After allowing the mules and those four infantry companies two days to recoup their strength, Lieutenant Colonel Elwell S. Otis of the Twenty-second Infantry determined this time to set out himself to deliver those much-needed supplies to the Tongue River cantonment. On the afternoon of the thirteenth he informed his troops that with the addition of one more company to bolster their strength, they would be moving out come morning—at which point forty-one of the civilian teamsters buckled under and stated flatly that they were not about to ride back into the breech.
Like many of the other officers, Second Lieutenant Alfred C. Sharpe figured Otis’s soldiers would be all the better for not having those mule-whackers along.
“So be it,” Otis declared, nonplussed, when the civilians bowed their backs and refused to go. “We’ll do with what we have for teamsters and fill the rest of the wagon seats with soldiers. I’m determined to go through to Tongue River this time … even if fighting takes us there.”
Not only did they have the addition of G Company, Seventeenth Infantry, under Major Louis H. Sanger, this time they would haul three Gatling guns along with the wagon train.
That afternoon Otis dispatched a courier to ride off with news of the attack on Miner’s train as well as the renewed attempt to reach Tongue River, that report bound for Colonel William B. Hazen, commanding the Sixth U.S. Infantry at Fort Buford.
At midmorning on the fourteenth Otis’s eleven officers and 185 men departed Glendive cantonment, putting a scant ten miles behind them before going into bivouac for the night. Dusk had deepened, and many of the soldiers were preparing to turn in, when just past eight P.M. a shot was fired from one of the pickets, alarming the camp.
“I’ll lay you odds we had a man blast away at another Injun ghost,” growled Lieutenant
Oskaloosa Smith as he trotted up beside Sharpe as they headed toward the disturbance.
“Like it was on your trip out, eh?” Sharpe replied.
Damn near a repeat, it turned out to be. Except for the fact that this time the picket reported spotting two horsemen when he offered his challenge—swearing to the officers on his mother’s grave he had hit one of them—although a hastily formed search party found nothing in the dark. Camp settled down and the rest of the night passed uneventfully.

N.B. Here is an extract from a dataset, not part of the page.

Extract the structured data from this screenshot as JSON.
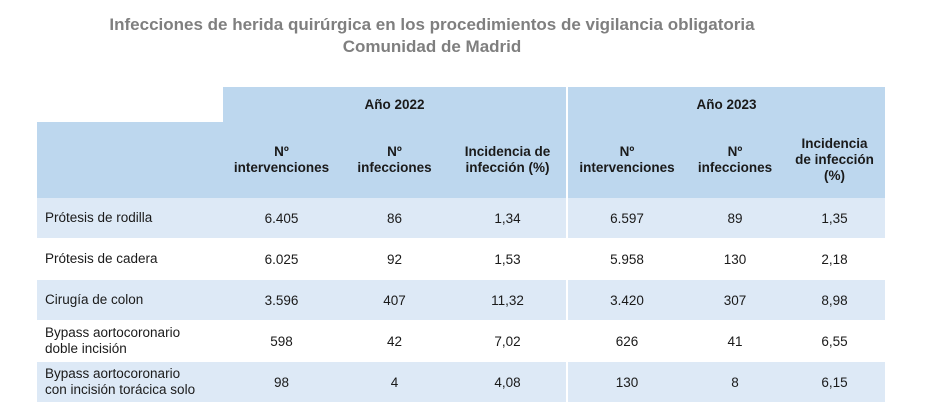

It wasn’t until first light when one of the outlying pickets brought within the lines a crippled pony he had spotted hobbling among some stunted cedar along the creek bottom.
“Injun pony,” Alfred Sharpe observed as the officers looked the wounded animal over.

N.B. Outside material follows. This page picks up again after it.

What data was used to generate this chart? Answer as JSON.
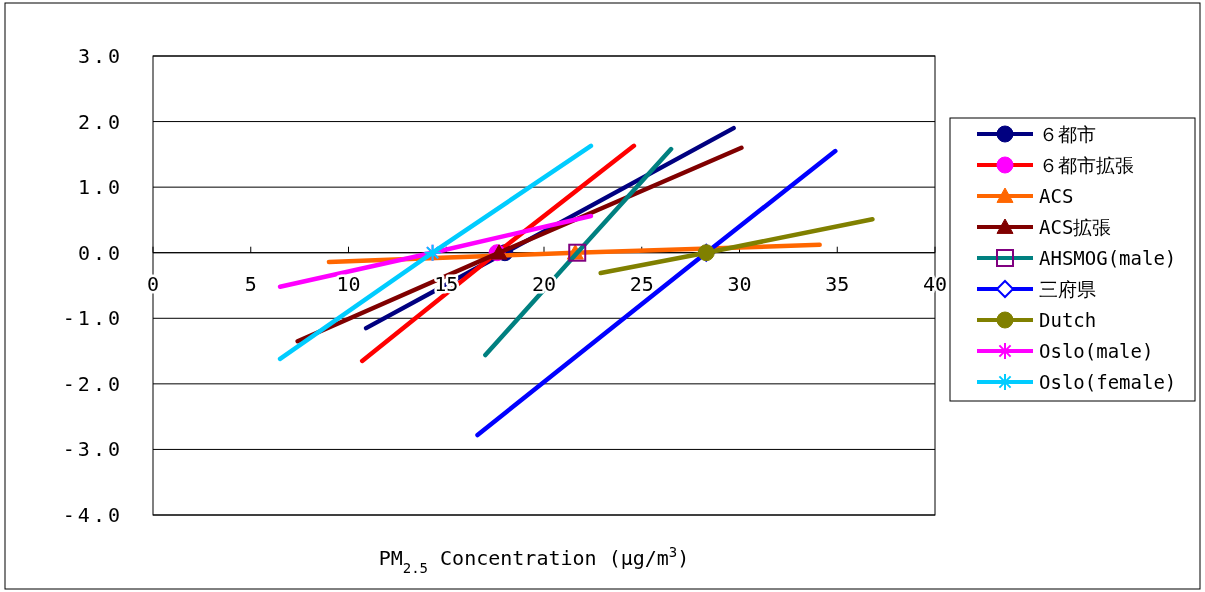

A pad saddle was lashed around its middle with a single surcingle. Several blankets were tied behind the saddle. It wore a single rawhide rein, as well as a picket rope trailing behind the animal.
“I’ll bet that pony threw off the bloody savage and he had to fetch himself a ride with the other red bastard,” one of the men surmised.
Otis pulled on his gloves and looked into the sky at the emerging sun. “Time we got under way, gentlemen. Mr. Smith, see that this animal is put out of its misery.”
Just before seven A.M. on that bright, clear Sunday morning, the fifteenth of October, they resumed their journey. The drivers formed up the wagons into four long lines to make their way across the rolling, broken ground as the soldiers went into position to form a square surrounding the train. In the rotation of the march, Lieutenant Sharpe’s company that day drew duty as the advance guard for the column. When his foot soldiers stepped out in lively fashion, making good time just in front of the first wagon and the rest of the escort, the lieutenant began to recall Sunday mornings he had enjoyed back east.